The Biggest Challenge in 2017: Without Reforms Slovenia Will Underinvest

In recent years, the Government had alarming figures in the field of investments. This was reflected both on the volume of investments to Slovenia and on the total amount of investments abroad.

If we compare Slovenia to a ship, then in recent years, there have been much arguing about where to turn the steering wheel, forgetting that the vessel needs maintenance and modernization. Other countries do not commit the same mistake.

These conclusions follow from the report on the global investments prepared by the United Nations Conference on Trade in 2016. In 2015, investments grew by 40% at the global level and reached the highest level since 2008. The key trade partners of Slovenia are Italy and Germany. They have entered the top twenty leading countries in the world, which in 2014–2015 were considered the most favourable for the foreign direct investments.

The status of inbound and outbound investments in Slovenia in 2015 was lower than before.

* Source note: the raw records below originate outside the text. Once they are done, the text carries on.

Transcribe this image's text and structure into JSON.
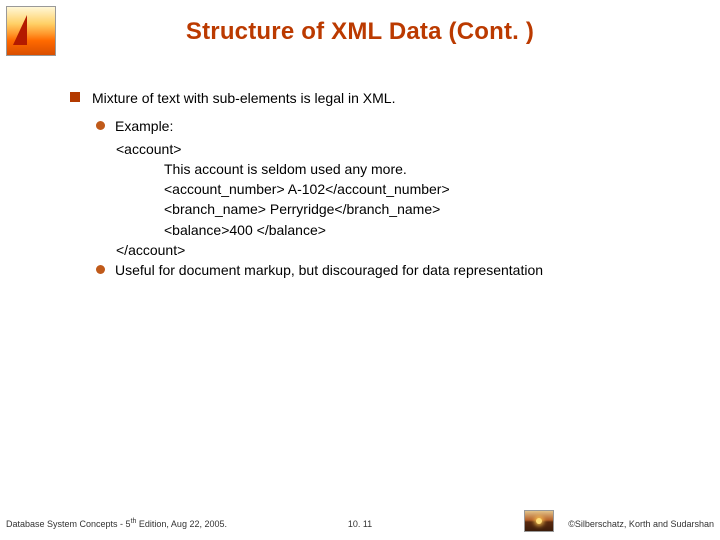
{
  "title": "Structure of XML Data (Cont. )",
  "bullets": {
    "l1_0": "Mixture of text with sub-elements is legal in XML.",
    "l2_0": "Example:",
    "code": {
      "l0": "<account>",
      "l1": "This account is seldom used any more.",
      "l2": "<account_number> A-102</account_number>",
      "l3": "<branch_name> Perryridge</branch_name>",
      "l4": "<balance>400 </balance>",
      "l5": "</account>"
    },
    "l2_1": "Useful for document markup, but discouraged for data representation"
  },
  "footer": {
    "left_pre": "Database System Concepts - 5",
    "left_sup": "th",
    "left_post": " Edition, Aug 22, 2005.",
    "center": "10. 11",
    "right": "©Silberschatz, Korth and Sudarshan"
  }
}
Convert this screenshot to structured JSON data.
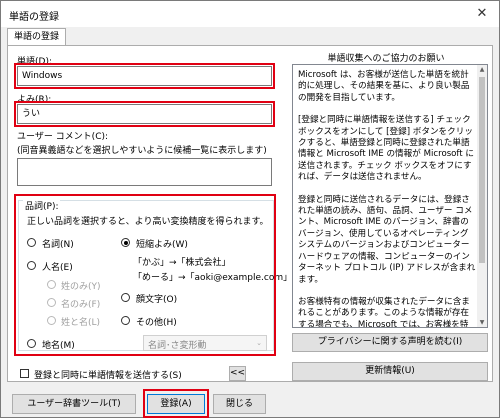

In 2015, investments to Slovenia accounted for 25.7% of GDP, and the Slovenian investments abroad made 12.5% of GDP. This figure is significantly lower than the average rate in the EU, which equals to 49.6% of GDP for inbound investments and 56.4% of GDP for outbound investments. Slovenia is lagging behind the average world figures as well.

The main obstacles to investments remain tight labour market and high taxes, low labour ethics, policy intervention in the economy and non-observance of the rule of law. In addition, in recent years the labour costs per unit of production in Slovenia have gradually reduced under the influence of a marked increase in productivity. The World Economic Forum also notes this fact in its Global Competitiveness Index.

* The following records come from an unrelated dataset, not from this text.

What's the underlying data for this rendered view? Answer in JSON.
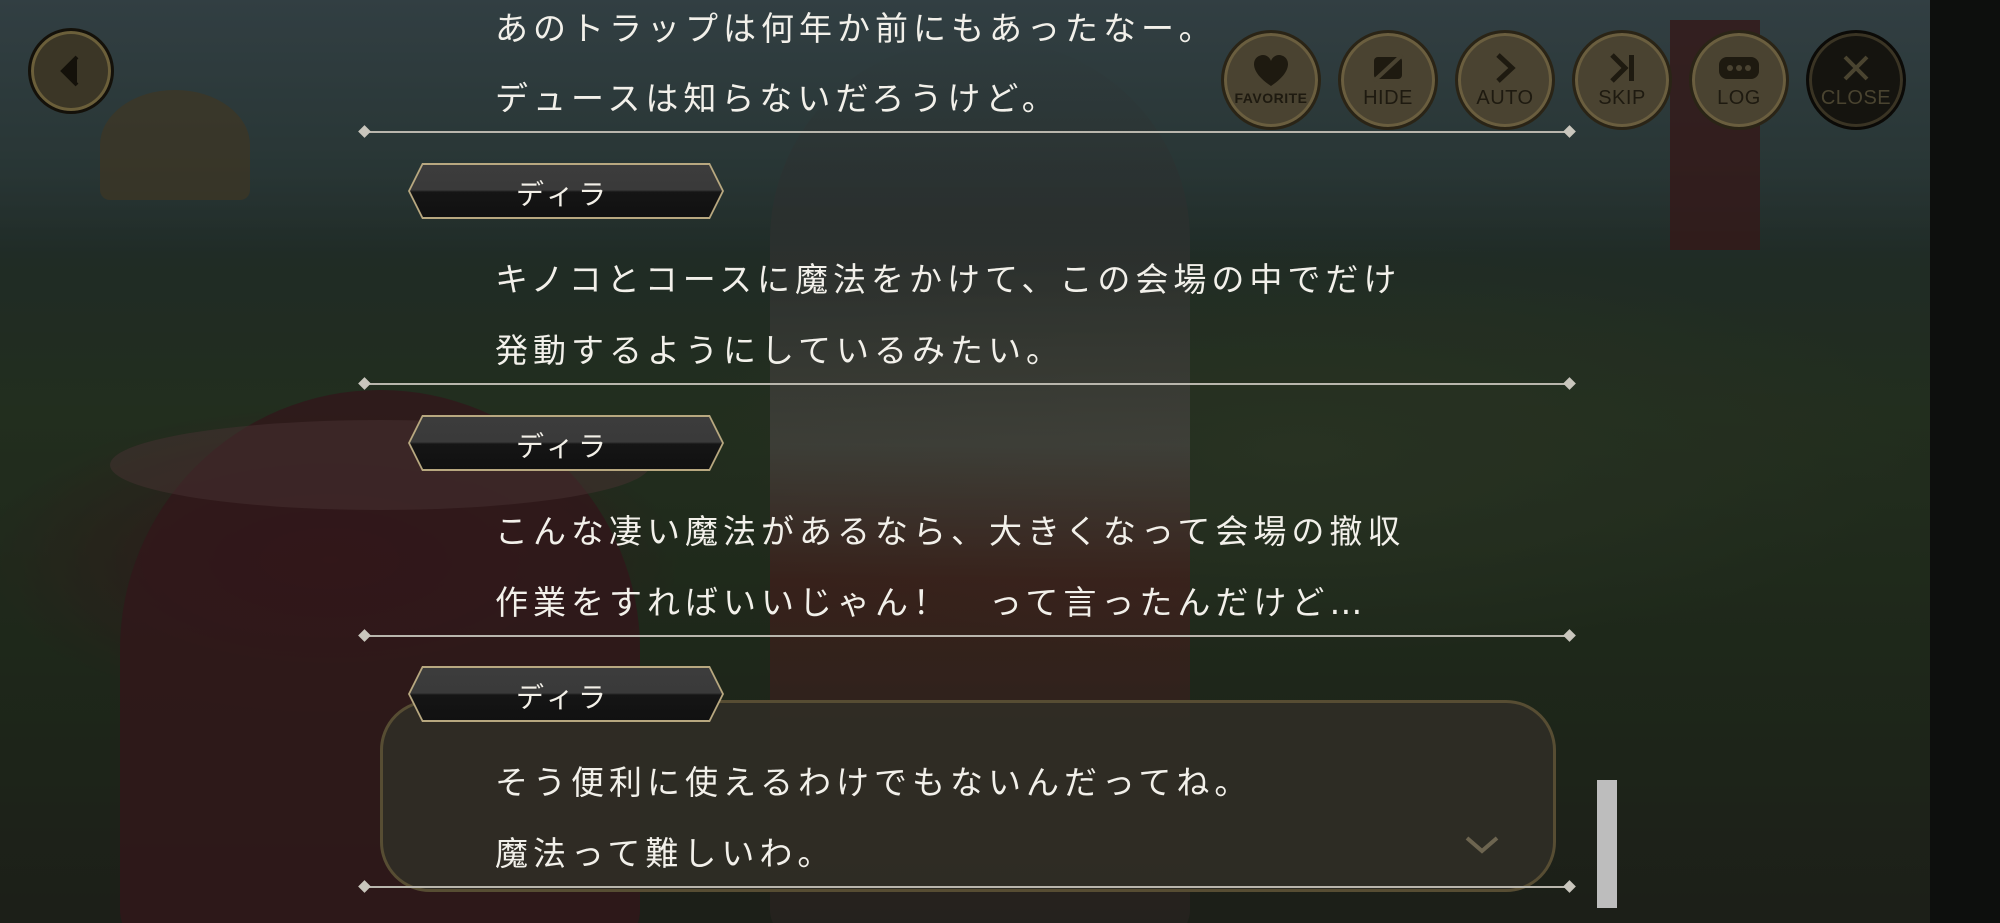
{
  "top_bar": {
    "back_icon": "chevron-left-icon",
    "buttons": [
      {
        "label": "FAVORITE",
        "icon": "heart-icon"
      },
      {
        "label": "HIDE",
        "icon": "eye-slash-icon"
      },
      {
        "label": "AUTO",
        "icon": "play-icon"
      },
      {
        "label": "SKIP",
        "icon": "skip-icon"
      },
      {
        "label": "LOG",
        "icon": "chat-bubble-icon"
      },
      {
        "label": "CLOSE",
        "icon": "close-icon"
      }
    ]
  },
  "log": {
    "entries": [
      {
        "speaker": "",
        "lines": [
          "あのトラップは何年か前にもあったなー。",
          "デュースは知らないだろうけど。"
        ]
      },
      {
        "speaker": "ディラ",
        "lines": [
          "キノコとコースに魔法をかけて、この会場の中でだけ",
          "発動するようにしているみたい。"
        ]
      },
      {
        "speaker": "ディラ",
        "lines": [
          "こんな凄い魔法があるなら、大きくなって会場の撤収",
          "作業をすればいいじゃん！　って言ったんだけど…"
        ]
      },
      {
        "speaker": "ディラ",
        "lines": [
          "そう便利に使えるわけでもないんだってね。",
          "魔法って難しいわ。"
        ]
      }
    ]
  },
  "colors": {
    "button_fill": "#4a4331",
    "text": "#f2f0ea",
    "separator": "#b9b6ad"
  }
}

If the country wants to keep up with competitors and convince investors that investments to Slovenia and business environment are more attractive and stable than the ones of its competitors, it will have to stimulate innovation activities of enterprises, especially the small ones working in the service sector. In Slovenia, 43.8% of innovative companies operate in the service sector, which is below the EU average level of 46.8%.

The Major Problem in Slovenia in 2017: Wage System Reform in the Public Sector

The year 2016 has exposed the old wounds of the Slovenian public sector. The strike of health officials lasted for almost the whole November 2016, and its suspension on 21 November was more of a patch than a real remedy. Let us recall that according to the agreement between the Government and the Union of Physicians and Dentists, a pause in the strike will last for two months, until 23 January 2017.

The health officials and the Government have reached a consensus on the verification of standards and norms of the Healthcare Bluebook (Modra knjiga). This will make it possible to achieve an average level of the number of doctors per 1,000 citizens in the EU Member States. The agreement on awarding those doctors who work in excess of the norm has been also adopted. In 2017, this agreement will result in 40 million euros of additional expenses for the state treasury.

The Government is not yet ready to meet the requirements for the withdrawal of health officials from the single system of remuneration, which could cause chaos in the public sector, so we can expect the continuation of negotiations between the parties in 2017. The Government will also continue to negotiate with the public sector trade unions that demand higher wages for the lowest paid workers, as well as the changes in the conditions of recourse payments and bonuses.